16. Nota. Os duelos se tornaram cada vez mais raros, e se, de tempos em tempos, ainda se veem alguns dolorosos exemplos, o número deles não tem comparação com o que ocorria antigamente. Naqueles tempos um homem não saía de casa sem prever um encontro, assim sendo sempre tomava as suas precauções. Um sinal característico dos costumes de uma época e dos povos está no uso habitual, ostensivo ou oculto, de armas ofensivas e defensivas. O término de semelhante uso demonstra o abrandamento dos costumes, sendo interessante observar a gradação desse hábito desde a época em que os cavaleiros só cavalgavam com armaduras de ferro e armados com uma lança, até aquela em que portavam uma simples espada, tornando-se ela antes um adorno e um acessório do brasão do que uma arma agressiva. Um outro sinal de mudança nos costumes é que antigamente os combates comuns aconteciam em plena rua, diante da multidão que se afastava para deixar espaço livre para os duelistas, hoje eles se escondem. Atualmente, a morte de um homem é um acontecimento que causa comoção, outrora não se dava atenção a tal fato. O Espiritismo fará desaparecer os últimos vestígios do barbarismo, inspirando aos homens o espírito de caridade e de fraternidade.

Questões para estudo


1 – Comente a frase: “Só é verdadeiramente grande aquele que, considerando a vida uma viagem que o há de conduzir a determinado ponto, pouco caso faz das asperezas da jornada e não deixa que seus passos se desviem do caminho reto”.

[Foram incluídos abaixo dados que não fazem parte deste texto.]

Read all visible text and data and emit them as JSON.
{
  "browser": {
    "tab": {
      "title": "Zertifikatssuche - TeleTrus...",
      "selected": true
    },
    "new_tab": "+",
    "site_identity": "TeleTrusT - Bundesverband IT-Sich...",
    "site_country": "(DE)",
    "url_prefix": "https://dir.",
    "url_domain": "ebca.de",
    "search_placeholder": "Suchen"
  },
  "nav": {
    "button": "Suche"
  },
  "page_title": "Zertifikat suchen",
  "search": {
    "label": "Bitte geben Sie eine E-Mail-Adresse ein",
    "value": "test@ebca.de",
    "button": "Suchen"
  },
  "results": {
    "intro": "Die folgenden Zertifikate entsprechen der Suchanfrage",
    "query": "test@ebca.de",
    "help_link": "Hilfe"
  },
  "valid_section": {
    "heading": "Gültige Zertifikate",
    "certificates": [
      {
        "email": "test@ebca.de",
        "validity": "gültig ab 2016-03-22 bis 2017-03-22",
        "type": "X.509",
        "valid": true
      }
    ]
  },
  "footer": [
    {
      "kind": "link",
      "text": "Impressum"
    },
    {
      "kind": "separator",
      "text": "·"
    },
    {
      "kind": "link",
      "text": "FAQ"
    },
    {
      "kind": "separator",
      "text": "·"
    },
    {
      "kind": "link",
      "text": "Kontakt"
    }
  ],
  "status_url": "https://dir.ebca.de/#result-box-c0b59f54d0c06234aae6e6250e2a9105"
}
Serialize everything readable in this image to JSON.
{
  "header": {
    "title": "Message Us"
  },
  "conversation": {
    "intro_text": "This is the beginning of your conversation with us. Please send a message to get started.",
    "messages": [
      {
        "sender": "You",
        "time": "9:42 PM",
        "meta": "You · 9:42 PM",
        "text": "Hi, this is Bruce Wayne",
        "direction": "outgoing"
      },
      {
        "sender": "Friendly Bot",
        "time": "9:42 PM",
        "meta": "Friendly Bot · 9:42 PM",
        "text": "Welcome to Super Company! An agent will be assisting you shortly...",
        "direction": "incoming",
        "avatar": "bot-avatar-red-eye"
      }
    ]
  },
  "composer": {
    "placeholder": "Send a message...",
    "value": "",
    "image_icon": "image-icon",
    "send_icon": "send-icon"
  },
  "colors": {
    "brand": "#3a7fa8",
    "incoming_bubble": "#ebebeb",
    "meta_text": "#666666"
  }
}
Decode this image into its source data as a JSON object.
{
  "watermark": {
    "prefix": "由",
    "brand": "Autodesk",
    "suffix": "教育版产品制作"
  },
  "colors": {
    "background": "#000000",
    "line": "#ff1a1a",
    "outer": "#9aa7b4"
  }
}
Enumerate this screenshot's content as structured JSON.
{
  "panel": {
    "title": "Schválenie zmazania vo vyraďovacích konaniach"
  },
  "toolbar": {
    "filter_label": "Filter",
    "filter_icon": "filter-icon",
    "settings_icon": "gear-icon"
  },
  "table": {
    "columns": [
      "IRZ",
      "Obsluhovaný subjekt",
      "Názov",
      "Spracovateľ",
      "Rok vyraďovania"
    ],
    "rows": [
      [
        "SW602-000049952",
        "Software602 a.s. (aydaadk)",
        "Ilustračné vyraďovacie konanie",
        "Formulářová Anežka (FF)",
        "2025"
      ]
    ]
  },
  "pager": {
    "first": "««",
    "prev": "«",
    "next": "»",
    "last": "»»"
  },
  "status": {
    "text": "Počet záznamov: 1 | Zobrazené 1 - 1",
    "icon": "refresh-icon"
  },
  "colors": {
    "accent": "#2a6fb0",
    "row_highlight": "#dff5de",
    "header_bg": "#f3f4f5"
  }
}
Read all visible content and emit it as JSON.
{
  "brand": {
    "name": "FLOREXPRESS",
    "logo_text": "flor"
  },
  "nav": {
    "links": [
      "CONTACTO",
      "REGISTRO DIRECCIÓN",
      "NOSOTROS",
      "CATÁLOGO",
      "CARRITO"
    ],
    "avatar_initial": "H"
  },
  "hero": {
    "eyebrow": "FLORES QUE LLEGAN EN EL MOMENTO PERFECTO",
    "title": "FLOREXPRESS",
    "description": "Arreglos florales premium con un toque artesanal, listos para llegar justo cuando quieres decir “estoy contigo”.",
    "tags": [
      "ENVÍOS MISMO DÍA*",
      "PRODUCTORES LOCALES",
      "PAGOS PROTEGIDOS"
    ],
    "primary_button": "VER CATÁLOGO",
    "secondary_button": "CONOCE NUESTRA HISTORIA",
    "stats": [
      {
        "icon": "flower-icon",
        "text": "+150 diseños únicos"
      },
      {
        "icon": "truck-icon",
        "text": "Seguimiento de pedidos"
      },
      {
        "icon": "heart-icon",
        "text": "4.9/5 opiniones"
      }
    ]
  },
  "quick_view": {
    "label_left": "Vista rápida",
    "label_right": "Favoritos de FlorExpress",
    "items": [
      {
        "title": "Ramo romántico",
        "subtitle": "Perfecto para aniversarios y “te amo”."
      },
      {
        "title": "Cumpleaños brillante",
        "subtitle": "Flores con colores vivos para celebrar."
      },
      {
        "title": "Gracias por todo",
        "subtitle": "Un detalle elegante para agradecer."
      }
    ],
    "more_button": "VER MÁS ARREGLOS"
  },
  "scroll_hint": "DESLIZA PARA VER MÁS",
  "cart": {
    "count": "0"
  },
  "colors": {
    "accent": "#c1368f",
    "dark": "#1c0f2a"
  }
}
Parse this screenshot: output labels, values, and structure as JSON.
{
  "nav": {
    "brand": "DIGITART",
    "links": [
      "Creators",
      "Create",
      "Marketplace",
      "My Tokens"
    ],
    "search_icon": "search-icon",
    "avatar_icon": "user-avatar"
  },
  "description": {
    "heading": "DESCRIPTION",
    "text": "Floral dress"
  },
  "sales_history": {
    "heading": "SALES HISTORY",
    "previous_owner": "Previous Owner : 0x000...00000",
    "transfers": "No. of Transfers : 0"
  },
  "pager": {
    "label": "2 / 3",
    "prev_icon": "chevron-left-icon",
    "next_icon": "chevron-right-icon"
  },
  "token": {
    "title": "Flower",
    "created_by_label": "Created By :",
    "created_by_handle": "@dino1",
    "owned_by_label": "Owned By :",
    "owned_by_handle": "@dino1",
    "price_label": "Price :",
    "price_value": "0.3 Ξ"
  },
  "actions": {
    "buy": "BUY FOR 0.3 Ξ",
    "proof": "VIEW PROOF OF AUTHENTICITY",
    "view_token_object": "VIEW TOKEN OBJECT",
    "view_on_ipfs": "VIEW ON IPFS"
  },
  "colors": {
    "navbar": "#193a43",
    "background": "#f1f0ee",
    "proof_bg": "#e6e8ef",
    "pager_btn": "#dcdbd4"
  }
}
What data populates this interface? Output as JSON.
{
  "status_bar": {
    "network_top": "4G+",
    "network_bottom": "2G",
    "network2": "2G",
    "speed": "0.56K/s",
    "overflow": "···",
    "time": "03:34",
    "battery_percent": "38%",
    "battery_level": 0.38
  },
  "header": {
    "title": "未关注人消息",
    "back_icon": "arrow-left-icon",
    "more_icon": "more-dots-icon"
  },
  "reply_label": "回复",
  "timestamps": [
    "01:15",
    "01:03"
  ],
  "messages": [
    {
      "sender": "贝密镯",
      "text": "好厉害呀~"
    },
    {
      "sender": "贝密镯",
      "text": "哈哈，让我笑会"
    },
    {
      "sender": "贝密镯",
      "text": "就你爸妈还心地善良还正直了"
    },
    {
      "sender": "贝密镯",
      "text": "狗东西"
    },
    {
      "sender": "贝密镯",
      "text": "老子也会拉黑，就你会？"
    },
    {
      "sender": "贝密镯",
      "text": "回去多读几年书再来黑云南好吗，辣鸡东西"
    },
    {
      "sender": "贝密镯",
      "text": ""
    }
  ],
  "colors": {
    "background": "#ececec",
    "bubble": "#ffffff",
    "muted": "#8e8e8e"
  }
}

2 – Apesar da evolução que o ser humano alcançou, ainda existem duelos em nossas vidas?



[1] Julgamento de Deus: eram assim chamadas as provas extraordinárias às quais se recorria, quando faltavam as provas materiais, para comprovar a inocência ou a culpabilidade de um acusado. Tais provas consistiam em se mergulhar o braço em uma vasilha com água fervendo, ou em pegar, com a mão, uma barra de ferro em brasa ou, ainda, ficar com os braços elevados em cruz. Aquele que permanecesse mais tempo nessa posição ganhava a causa e era considerado inocente. Uma outra prova, também denominada Julgamento de Deus, era o duelo judiciário, que esteve em vigor do século X ao XII, e no qual, dos dois adversários, o vencedor era proclamado inocente. Só aos homens livres e aos nobres era permitido comprovar a sua inocência, diante de uma acusação, por meio do duelo, ou provocar um adversário. Pouco a pouco foram desaparecendo esses tipos de julgamento em que a razão e a equidade eram substituídas por um capricho da sorte. (N.T. de acordo com o dicionário Nouveau Petit Larousse Illustré.)
[2] Francisco Xavier: conhecido como Apóstolo das Índias, amigo e discípulo de Ignácio de Loiola, nasceu no castelo de Xavier, em Navana, no ano de 1506. Célebre por suas numerosas missões na Ásia Oriental e Japão, onde esteve a serviço de Portugal. Em 1542 foi para a Índia, chegando a Goa, antiga colônia portuguesa, nos primeiros dias de maio. Desencarnou naquela cidade em 1552, sendo ali sepultado. (N.T.)